A Terror

Matt sometimes tells people that he lives with the person who thinks more about practicing than anyone he knows. I fear this might make me the biggest nerd on the planet.

But lately I have been thinking about practicing more than usual. In two weeks, I am doing three performances of Bach’s Goldberg Variations, which means these days I eat, sleep and breath the Goldberg Variations. Apropos of nothing, I find myself saying things like, “Did you know that in the third variation…”

It goes without saying that the Goldbergs involve a lot of practicing. A. Lot. If ever there was a time to be thinking about practicing in all its many forms, this is it.

My students and I talk about practicing all the time. There is no set system of practice accountability that I require and impose; instead over time we create a method together, tweaking and fussing with it as we go. Some kids fill out practice charts with days and minutes. Other kids record sight-reading pages as evidence of their 5 days of practice. Still others do none of this, having proven to me long ago that they could be trusted to work faithfully without keeping a strict daily record.

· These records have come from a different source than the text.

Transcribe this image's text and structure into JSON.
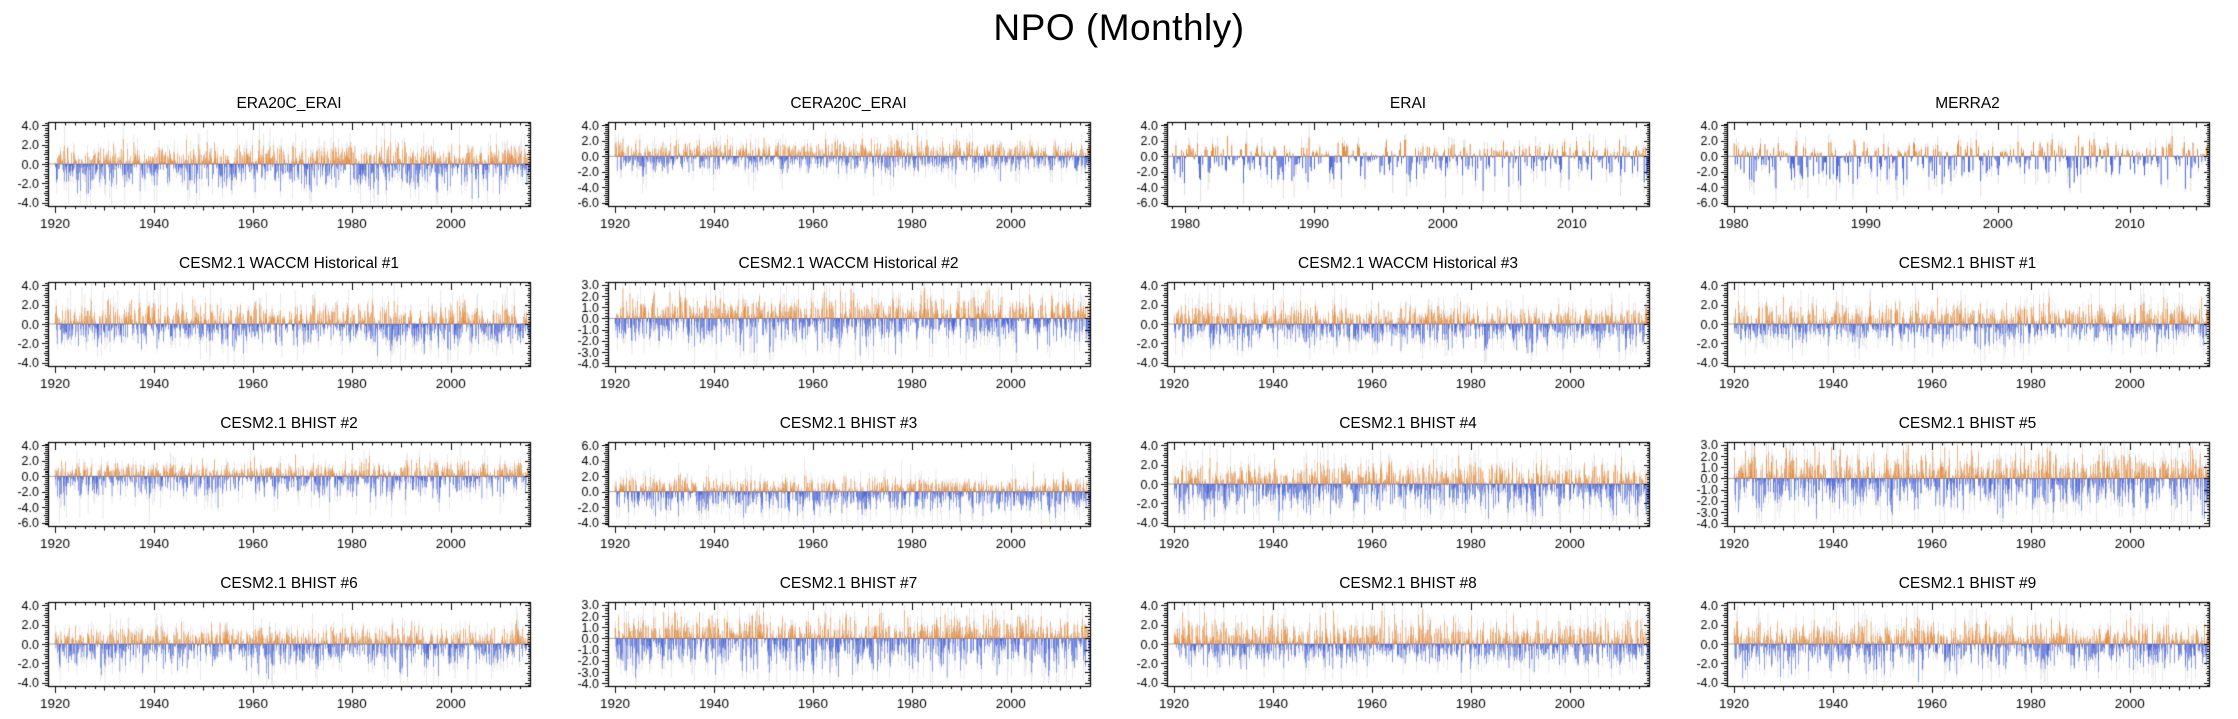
{
  "page": {
    "title": "NPO (Monthly)"
  },
  "chart_data": {
    "type": "bar",
    "description_title": "NPO (Monthly)",
    "layout": {
      "rows": 4,
      "cols": 4,
      "grid": "on-frame-ticks",
      "legend": "none"
    },
    "colors": {
      "positive": "#E87A18",
      "negative": "#2B4CD8",
      "background_series": "#DCDCDC",
      "axis": "#000000",
      "zero_line": "#8F8F8F"
    },
    "panels": [
      {
        "title": "ERA20C_ERAI",
        "seed": 101,
        "data_start": 1920,
        "xlim": [
          1918.6,
          2016
        ],
        "xticks": [
          1920,
          1940,
          1960,
          1980,
          2000
        ],
        "xtick_labels": [
          "1920",
          "1940",
          "1960",
          "1980",
          "2000"
        ],
        "xminor_step": 2,
        "xmedium_step": 10,
        "ylim": [
          -4.35,
          4.35
        ],
        "yticks": [
          4,
          2,
          0,
          -2,
          -4
        ],
        "ytick_labels": [
          "4.0",
          "2.0",
          "0.0",
          "-2.0",
          "-4.0"
        ],
        "approx_max": 2.6,
        "approx_min": -3.6
      },
      {
        "title": "CERA20C_ERAI",
        "seed": 102,
        "data_start": 1920,
        "xlim": [
          1918.6,
          2016
        ],
        "xticks": [
          1920,
          1940,
          1960,
          1980,
          2000
        ],
        "xtick_labels": [
          "1920",
          "1940",
          "1960",
          "1980",
          "2000"
        ],
        "xminor_step": 2,
        "xmedium_step": 10,
        "ylim": [
          -6.45,
          4.45
        ],
        "yticks": [
          4,
          2,
          0,
          -2,
          -4,
          -6
        ],
        "ytick_labels": [
          "4.0",
          "2.0",
          "0.0",
          "-2.0",
          "-4.0",
          "-6.0"
        ],
        "approx_max": 2.7,
        "approx_min": -3.2
      },
      {
        "title": "ERAI",
        "seed": 103,
        "data_start": 1979,
        "xlim": [
          1978.6,
          2016
        ],
        "xticks": [
          1980,
          1990,
          2000,
          2010
        ],
        "xtick_labels": [
          "1980",
          "1990",
          "2000",
          "2010"
        ],
        "xminor_step": 1,
        "xmedium_step": 5,
        "ylim": [
          -6.45,
          4.45
        ],
        "yticks": [
          4,
          2,
          0,
          -2,
          -4,
          -6
        ],
        "ytick_labels": [
          "4.0",
          "2.0",
          "0.0",
          "-2.0",
          "-4.0",
          "-6.0"
        ],
        "approx_max": 2.6,
        "approx_min": -4.5
      },
      {
        "title": "MERRA2",
        "seed": 104,
        "data_start": 1980,
        "xlim": [
          1979.5,
          2016
        ],
        "xticks": [
          1980,
          1990,
          2000,
          2010
        ],
        "xtick_labels": [
          "1980",
          "1990",
          "2000",
          "2010"
        ],
        "xminor_step": 1,
        "xmedium_step": 5,
        "ylim": [
          -6.45,
          4.45
        ],
        "yticks": [
          4,
          2,
          0,
          -2,
          -4,
          -6
        ],
        "ytick_labels": [
          "4.0",
          "2.0",
          "0.0",
          "-2.0",
          "-4.0",
          "-6.0"
        ],
        "approx_max": 2.6,
        "approx_min": -4.2
      },
      {
        "title": "CESM2.1 WACCM Historical #1",
        "seed": 105,
        "data_start": 1920,
        "xlim": [
          1918.6,
          2016
        ],
        "xticks": [
          1920,
          1940,
          1960,
          1980,
          2000
        ],
        "xtick_labels": [
          "1920",
          "1940",
          "1960",
          "1980",
          "2000"
        ],
        "xminor_step": 2,
        "xmedium_step": 10,
        "ylim": [
          -4.35,
          4.35
        ],
        "yticks": [
          4,
          2,
          0,
          -2,
          -4
        ],
        "ytick_labels": [
          "4.0",
          "2.0",
          "0.0",
          "-2.0",
          "-4.0"
        ],
        "approx_max": 2.6,
        "approx_min": -3.3
      },
      {
        "title": "CESM2.1 WACCM Historical #2",
        "seed": 106,
        "data_start": 1920,
        "xlim": [
          1918.6,
          2016
        ],
        "xticks": [
          1920,
          1940,
          1960,
          1980,
          2000
        ],
        "xtick_labels": [
          "1920",
          "1940",
          "1960",
          "1980",
          "2000"
        ],
        "xminor_step": 2,
        "xmedium_step": 10,
        "ylim": [
          -4.25,
          3.25
        ],
        "yticks": [
          3,
          2,
          1,
          0,
          -1,
          -2,
          -3,
          -4
        ],
        "ytick_labels": [
          "3.0",
          "2.0",
          "1.0",
          "0.0",
          "-1.0",
          "-2.0",
          "-3.0",
          "-4.0"
        ],
        "approx_max": 2.7,
        "approx_min": -3.3
      },
      {
        "title": "CESM2.1 WACCM Historical #3",
        "seed": 107,
        "data_start": 1920,
        "xlim": [
          1918.6,
          2016
        ],
        "xticks": [
          1920,
          1940,
          1960,
          1980,
          2000
        ],
        "xtick_labels": [
          "1920",
          "1940",
          "1960",
          "1980",
          "2000"
        ],
        "xminor_step": 2,
        "xmedium_step": 10,
        "ylim": [
          -4.35,
          4.35
        ],
        "yticks": [
          4,
          2,
          0,
          -2,
          -4
        ],
        "ytick_labels": [
          "4.0",
          "2.0",
          "0.0",
          "-2.0",
          "-4.0"
        ],
        "approx_max": 2.4,
        "approx_min": -3.0
      },
      {
        "title": "CESM2.1 BHIST #1",
        "seed": 108,
        "data_start": 1920,
        "xlim": [
          1918.6,
          2016
        ],
        "xticks": [
          1920,
          1940,
          1960,
          1980,
          2000
        ],
        "xtick_labels": [
          "1920",
          "1940",
          "1960",
          "1980",
          "2000"
        ],
        "xminor_step": 2,
        "xmedium_step": 10,
        "ylim": [
          -4.35,
          4.35
        ],
        "yticks": [
          4,
          2,
          0,
          -2,
          -4
        ],
        "ytick_labels": [
          "4.0",
          "2.0",
          "0.0",
          "-2.0",
          "-4.0"
        ],
        "approx_max": 2.8,
        "approx_min": -2.9
      },
      {
        "title": "CESM2.1 BHIST #2",
        "seed": 109,
        "data_start": 1920,
        "xlim": [
          1918.6,
          2016
        ],
        "xticks": [
          1920,
          1940,
          1960,
          1980,
          2000
        ],
        "xtick_labels": [
          "1920",
          "1940",
          "1960",
          "1980",
          "2000"
        ],
        "xminor_step": 2,
        "xmedium_step": 10,
        "ylim": [
          -6.45,
          4.45
        ],
        "yticks": [
          4,
          2,
          0,
          -2,
          -4,
          -6
        ],
        "ytick_labels": [
          "4.0",
          "2.0",
          "0.0",
          "-2.0",
          "-4.0",
          "-6.0"
        ],
        "approx_max": 2.8,
        "approx_min": -4.1
      },
      {
        "title": "CESM2.1 BHIST #3",
        "seed": 110,
        "data_start": 1920,
        "xlim": [
          1918.6,
          2016
        ],
        "xticks": [
          1920,
          1940,
          1960,
          1980,
          2000
        ],
        "xtick_labels": [
          "1920",
          "1940",
          "1960",
          "1980",
          "2000"
        ],
        "xminor_step": 2,
        "xmedium_step": 10,
        "ylim": [
          -4.45,
          6.45
        ],
        "yticks": [
          6,
          4,
          2,
          0,
          -2,
          -4
        ],
        "ytick_labels": [
          "6.0",
          "4.0",
          "2.0",
          "0.0",
          "-2.0",
          "-4.0"
        ],
        "approx_max": 2.6,
        "approx_min": -3.4
      },
      {
        "title": "CESM2.1 BHIST #4",
        "seed": 111,
        "data_start": 1920,
        "xlim": [
          1918.6,
          2016
        ],
        "xticks": [
          1920,
          1940,
          1960,
          1980,
          2000
        ],
        "xtick_labels": [
          "1920",
          "1940",
          "1960",
          "1980",
          "2000"
        ],
        "xminor_step": 2,
        "xmedium_step": 10,
        "ylim": [
          -4.35,
          4.35
        ],
        "yticks": [
          4,
          2,
          0,
          -2,
          -4
        ],
        "ytick_labels": [
          "4.0",
          "2.0",
          "0.0",
          "-2.0",
          "-4.0"
        ],
        "approx_max": 2.9,
        "approx_min": -3.8
      },
      {
        "title": "CESM2.1 BHIST #5",
        "seed": 112,
        "data_start": 1920,
        "xlim": [
          1918.6,
          2016
        ],
        "xticks": [
          1920,
          1940,
          1960,
          1980,
          2000
        ],
        "xtick_labels": [
          "1920",
          "1940",
          "1960",
          "1980",
          "2000"
        ],
        "xminor_step": 2,
        "xmedium_step": 10,
        "ylim": [
          -4.25,
          3.25
        ],
        "yticks": [
          3,
          2,
          1,
          0,
          -1,
          -2,
          -3,
          -4
        ],
        "ytick_labels": [
          "3.0",
          "2.0",
          "1.0",
          "0.0",
          "-1.0",
          "-2.0",
          "-3.0",
          "-4.0"
        ],
        "approx_max": 3.0,
        "approx_min": -3.6
      },
      {
        "title": "CESM2.1 BHIST #6",
        "seed": 113,
        "data_start": 1920,
        "xlim": [
          1918.6,
          2016
        ],
        "xticks": [
          1920,
          1940,
          1960,
          1980,
          2000
        ],
        "xtick_labels": [
          "1920",
          "1940",
          "1960",
          "1980",
          "2000"
        ],
        "xminor_step": 2,
        "xmedium_step": 10,
        "ylim": [
          -4.35,
          4.35
        ],
        "yticks": [
          4,
          2,
          0,
          -2,
          -4
        ],
        "ytick_labels": [
          "4.0",
          "2.0",
          "0.0",
          "-2.0",
          "-4.0"
        ],
        "approx_max": 2.5,
        "approx_min": -3.6
      },
      {
        "title": "CESM2.1 BHIST #7",
        "seed": 114,
        "data_start": 1920,
        "xlim": [
          1918.6,
          2016
        ],
        "xticks": [
          1920,
          1940,
          1960,
          1980,
          2000
        ],
        "xtick_labels": [
          "1920",
          "1940",
          "1960",
          "1980",
          "2000"
        ],
        "xminor_step": 2,
        "xmedium_step": 10,
        "ylim": [
          -4.25,
          3.25
        ],
        "yticks": [
          3,
          2,
          1,
          0,
          -1,
          -2,
          -3,
          -4
        ],
        "ytick_labels": [
          "3.0",
          "2.0",
          "1.0",
          "0.0",
          "-1.0",
          "-2.0",
          "-3.0",
          "-4.0"
        ],
        "approx_max": 2.5,
        "approx_min": -3.5
      },
      {
        "title": "CESM2.1 BHIST #8",
        "seed": 115,
        "data_start": 1920,
        "xlim": [
          1918.6,
          2016
        ],
        "xticks": [
          1920,
          1940,
          1960,
          1980,
          2000
        ],
        "xtick_labels": [
          "1920",
          "1940",
          "1960",
          "1980",
          "2000"
        ],
        "xminor_step": 2,
        "xmedium_step": 10,
        "ylim": [
          -4.35,
          4.35
        ],
        "yticks": [
          4,
          2,
          0,
          -2,
          -4
        ],
        "ytick_labels": [
          "4.0",
          "2.0",
          "0.0",
          "-2.0",
          "-4.0"
        ],
        "approx_max": 3.6,
        "approx_min": -3.0
      },
      {
        "title": "CESM2.1 BHIST #9",
        "seed": 116,
        "data_start": 1920,
        "xlim": [
          1918.6,
          2016
        ],
        "xticks": [
          1920,
          1940,
          1960,
          1980,
          2000
        ],
        "xtick_labels": [
          "1920",
          "1940",
          "1960",
          "1980",
          "2000"
        ],
        "xminor_step": 2,
        "xmedium_step": 10,
        "ylim": [
          -4.35,
          4.35
        ],
        "yticks": [
          4,
          2,
          0,
          -2,
          -4
        ],
        "ytick_labels": [
          "4.0",
          "2.0",
          "0.0",
          "-2.0",
          "-4.0"
        ],
        "approx_max": 2.8,
        "approx_min": -3.9
      }
    ]
  }
}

Practice records are a good thing. I, too, make practice notes, reminding me of what I intend to do the next day with the metronome on variation eight or what variation needs to be practiced with hands separate (Hmmm….all of them, actually.) Some students have developed elaborate systems of record keeping, involving stars and stickers and rewards. Even I have trouble remembering how some of these plans work. Micah’s accountability system involves a daily assessment of up and down arrows to show me how things are going. Generally, I suspect that these little charts are filled out mostly on autopilot and don’t represent a real thoughtful evaluation of his work, but that’s OK for now. The little charts help him to remember to do everything, and he likes the act of recording his repetitions and assessment arrows. For now, it works.

But last week, Micah came into his lesson, set down his practice notebook on my desk and announced, “You will see that the first three days of scales were a terror.” (I can totally relate to this. I have some variations that I think of as “a terror” as well.)

True enough, in each of the first three practice boxes for scales was an emphatically drawn down arrow.

I loved this. This might have been one of my favorite teaching moments ever. I loved this, not for what it represented about his struggle, but for what it revealed about his attention and evaluation of his practicing. This was, my Ed Psych colleagues would say, proof of meta-cognition.

It was also evidence of something else I was even more proud of: It was proof that this young boy understood that practicing was hard and that sometimes things didn’t go particularly well, but that with trust in the work and the will to try again tomorrow, things would get better.

This has been pretty much what the last 35 years of practicing has taught me too.